2-WAY SET ASSOCIATIVE CACHE

1- What is a 2-Way Set Associative Cache?

A set-associative cache allows each memory block to map to a specific set containing multiple lines (ways).

In 2-way set associative, each set contains 2 lines. The cache index selects a set, but within that set, two tags are compared in parallel. Replacement policy (e.g., LRU) decides which line to evict when the set is full

2- Specifications of Our 2-Way Set Associative Cache:

Parameter Value (from code)
Word Size 32 bits (per word)
Words per Block 4 words
Block Size 128 bits (16 bytes per block)
Number of Blocks 64 (total cache lines across all sets & ways)
Associativity 2-way (each set holds 2 cache lines)
Number of Sets 32 sets (NUM_BLOCKS / NUM_WAYS)
Cache Size 1 KB (64 blocks × 16 bytes = 1024 bytes)
Index Bits 5 ($clog2(NUM_SETS) = 32 → 5)
Block Offset Bits 2 ($clog2(WORDS_PER_BLOCK) = 4 → 2)
Tag Width 25 bits
Valid Bit 1 per cache line
Dirty Bit 1 per cache line
Replacement Policy PLRU (Pseudo-LRU), maintained as a single bit per set
Cache Line Format {valid (1), dirty (1), tag (25), block (128 bits)} → total 155 bits per cache line
Data Storage 2D array: cache[NUM_SETS][2] (set-indexed, 2 ways per set)
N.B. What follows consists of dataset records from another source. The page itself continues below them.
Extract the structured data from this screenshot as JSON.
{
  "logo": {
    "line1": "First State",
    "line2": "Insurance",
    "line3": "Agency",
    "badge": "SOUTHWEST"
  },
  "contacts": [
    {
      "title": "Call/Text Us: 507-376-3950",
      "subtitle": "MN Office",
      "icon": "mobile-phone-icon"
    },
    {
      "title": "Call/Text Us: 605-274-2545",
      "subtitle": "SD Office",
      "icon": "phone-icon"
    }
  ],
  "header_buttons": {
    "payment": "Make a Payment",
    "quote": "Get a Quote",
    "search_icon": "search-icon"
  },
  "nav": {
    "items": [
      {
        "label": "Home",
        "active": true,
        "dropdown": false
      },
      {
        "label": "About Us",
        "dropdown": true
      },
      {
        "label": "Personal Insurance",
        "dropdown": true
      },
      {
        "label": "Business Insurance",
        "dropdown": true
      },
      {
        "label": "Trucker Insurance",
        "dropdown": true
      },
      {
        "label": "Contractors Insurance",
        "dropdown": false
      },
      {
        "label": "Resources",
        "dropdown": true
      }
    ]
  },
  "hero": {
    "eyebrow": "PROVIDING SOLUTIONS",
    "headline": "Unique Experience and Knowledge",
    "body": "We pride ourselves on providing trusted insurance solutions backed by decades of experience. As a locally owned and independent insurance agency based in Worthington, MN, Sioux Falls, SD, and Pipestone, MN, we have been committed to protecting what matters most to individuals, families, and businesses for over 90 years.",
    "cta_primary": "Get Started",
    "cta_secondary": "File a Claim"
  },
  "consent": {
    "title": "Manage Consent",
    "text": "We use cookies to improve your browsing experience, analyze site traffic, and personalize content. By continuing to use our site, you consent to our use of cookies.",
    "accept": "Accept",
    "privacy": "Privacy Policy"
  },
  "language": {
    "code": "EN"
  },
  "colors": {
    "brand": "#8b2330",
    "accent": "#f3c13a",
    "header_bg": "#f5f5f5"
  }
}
3- Top-Level Diagram (2-Way vs Direct-Mapped):

Top level diagram almost remains the same, here is the brief overview:

Inputs:

  • req_type: 0 = Read, 1 = Write (same as direct-mapped).

  • req_valid: Indicates CPU request (same).

  • address [31:0]: Physical address from CPU. (Difference: address now splits into Tag=25 bits, Index=5 bits, Offset=2 bits).

  • data_in [31:0]: Data from CPU for write requests(same).

  • data_out_mem [127:0]: 128-bit block from main memory (same).

  • clk, rst: System clock and reset.

Outputs

  • data_out [31:0]: Word returned to CPU.(same)

  • done_cache: Request completed.(same)

  • dirty_block_out [127:0]: Block sent to memory on eviction.(same)

  • hit: Indicates tag match in either way (different from direct-mapped where only 1 tag check existed).

4- Datapath (2-Way Overview):

Similarities:

  • CPU sends requests (req_valid, req_type, address, data_in).

  • Cache Decoder still splits address into {Tag, Index, Block Offset}.

  • Cache Controller FSM still handles Compare → WriteBack → WriteAllocate → RefillDone states.

  • Main memory interface unchanged: 128-bit transfers.

Key Differences:

1- Tag Comparison:

Direct-Mapped → 1 tag check per set.

2-Way → two parallel comparators, one for each way.

2- Cache Storage:

Direct-Mapped → cache[NUM_SETS] (one line per set).

2-Way → cache[NUM_SETS][2] (two lines per set).

3- Replacement Policy:

Direct-Mapped → No replacement needed (fixed slot).

2-Way → Pseudo-LRU (1 bit per set) decides which way to evict.

4- Hit Signal:

Direct-Mapped → hit = valid && (tag == stored_tag).

2-Way → hit = (hit_way0 || hit_way1).

5- Cache Controller (FSM Brief):

The FSM remains almost identical:

  • IDLE → wait for req_valid.

  • COMPARE

If hit → serve read/write.

If miss + clean → fetch from memory.

If miss + dirty → write-back old block.

  • WRITE_BACK → send dirty block to memory.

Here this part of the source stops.